Dans de nombreux départements, le poids toujours plus important des allocations de solidarité se fait au détriment des autres politiques, y compris les plus visibles par les habitants. Selon Départements de France, l’action sociale représente désormais 70 % des dépenses d’un département en moyenne, contre 55 % il y a encore 10 ans. « Nous avions prévu quatorze nouveaux collèges, deux ne seront pas construits. C’est autant d’argent qui n’arrive pas dans l’économie girondine. C’est un très mauvais calcul de l’État de nous priver des capacités d’investissement », relève par exemple Jean-Luc Gleyze, en Gironde.
La tension budgétaire se fait aussi ressentir sur les enveloppes dédiées à l’entretien des routes départementales, qui représentent plus d’un tiers du réseau routier total du pays. « On ne peut pas dégrader notre niveau d’entretien, mais on le fait », témoigne Nicolas Lacroix (LR).
« Ce sont des économies qui touchent tous les secteurs. Cette année, il y a 40 millions d’économies, on est revenu sur des montants des actions pédagogiques. Le montant des subventions à la culture et au sport a diminué de 20 à 30 %, on a fermé une agence d’attractivité, divisé par deux le soutien au comité départemental du tourisme », énumère François Durovray (UDI). « L’an prochain, je n’ai plus du tout la faculté d’aller plus loin. Il reste 30 millions de dépenses dites facultatives. Est-ce qu’en 2026 je supprime les cantines ? » s’interroge l’ancien ministre.
« Des choix qui sont en train de devenir des renoncements »

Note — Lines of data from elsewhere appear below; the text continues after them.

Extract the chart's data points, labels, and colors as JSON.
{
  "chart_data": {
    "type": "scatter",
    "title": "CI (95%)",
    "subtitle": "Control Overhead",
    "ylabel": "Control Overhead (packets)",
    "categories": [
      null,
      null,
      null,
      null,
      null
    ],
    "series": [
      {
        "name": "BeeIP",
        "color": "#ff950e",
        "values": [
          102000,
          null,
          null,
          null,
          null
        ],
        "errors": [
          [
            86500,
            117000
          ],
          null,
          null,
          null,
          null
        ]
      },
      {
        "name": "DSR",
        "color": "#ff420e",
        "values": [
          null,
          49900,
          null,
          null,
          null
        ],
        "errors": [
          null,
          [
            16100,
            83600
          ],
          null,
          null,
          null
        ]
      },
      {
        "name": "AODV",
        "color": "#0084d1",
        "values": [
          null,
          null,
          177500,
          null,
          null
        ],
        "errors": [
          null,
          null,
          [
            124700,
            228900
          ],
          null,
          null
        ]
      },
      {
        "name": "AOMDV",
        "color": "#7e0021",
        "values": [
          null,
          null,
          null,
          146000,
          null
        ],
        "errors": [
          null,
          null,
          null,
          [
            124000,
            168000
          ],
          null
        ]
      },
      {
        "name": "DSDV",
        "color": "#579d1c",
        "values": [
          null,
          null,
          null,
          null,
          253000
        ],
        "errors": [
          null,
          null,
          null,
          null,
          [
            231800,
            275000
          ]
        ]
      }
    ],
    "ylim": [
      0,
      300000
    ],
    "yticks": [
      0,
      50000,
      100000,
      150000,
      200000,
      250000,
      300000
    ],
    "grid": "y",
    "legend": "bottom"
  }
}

Indirectement, les difficultés des départements vont se faire ressentir sur d’autres strates de collectivités locales plus petites. Avec leur situation financière de plus en plus contrainte, rares sont les départements à ne pas couper dans l’aide aux communes. « Ce sera une année blanche et cela va se ressentir fortement. Dans des projets communaux ou intercommunaux, quand il n’y a pas les 20 ou 30 % du département, le projet ne se fait pas », expose Nicolas Lacroix (Haute-Marne). Le contexte budgétaire très dégradé amène aussi des départements à retirer leur soutien à des associations ou à augmenter le tarif des cantines, ou à des chantiers d’insertion, pourtant nécessaires pour que les allocataires s’extraient du RSA. « Je vois que les choix sont en train de devenir des renoncements », observe inquiet le président de la Gironde Jean-Luc Gleyze.
Après la disparition du levier de la taxe foncière sur les propriétés bâties, remplacé par une fraction de TVA – dont les départements pointent l’absence de dynamisme – il faut trouver « un socle pérenne et évolutif des recettes » mais aussi des « financements pour tenir bon dans cette période », ajoute l’élu aquitain. Et de s’interroger : « La question de fond qui se pose, c’est veut-on asphyxier le financement des départements pour garantir leur suppression dans les strates administratives ? »
Pour François Durovray, la nouvelle offensive des départements n’a rien d’une « mauvaise volonté ». « Soit il faut changer de cadre, soit dire que les dépenses que l’on assume ne sont plus obligatoires », prévient-il. La conférence des territoires, qui réunira le gouvernement et les collectivités locales le 6 mai prochain s’annonce difficile avec les représentants des départements. « Au moins discutons pour une réparation à 50-50 du financement », demande Nicolas Lacroix.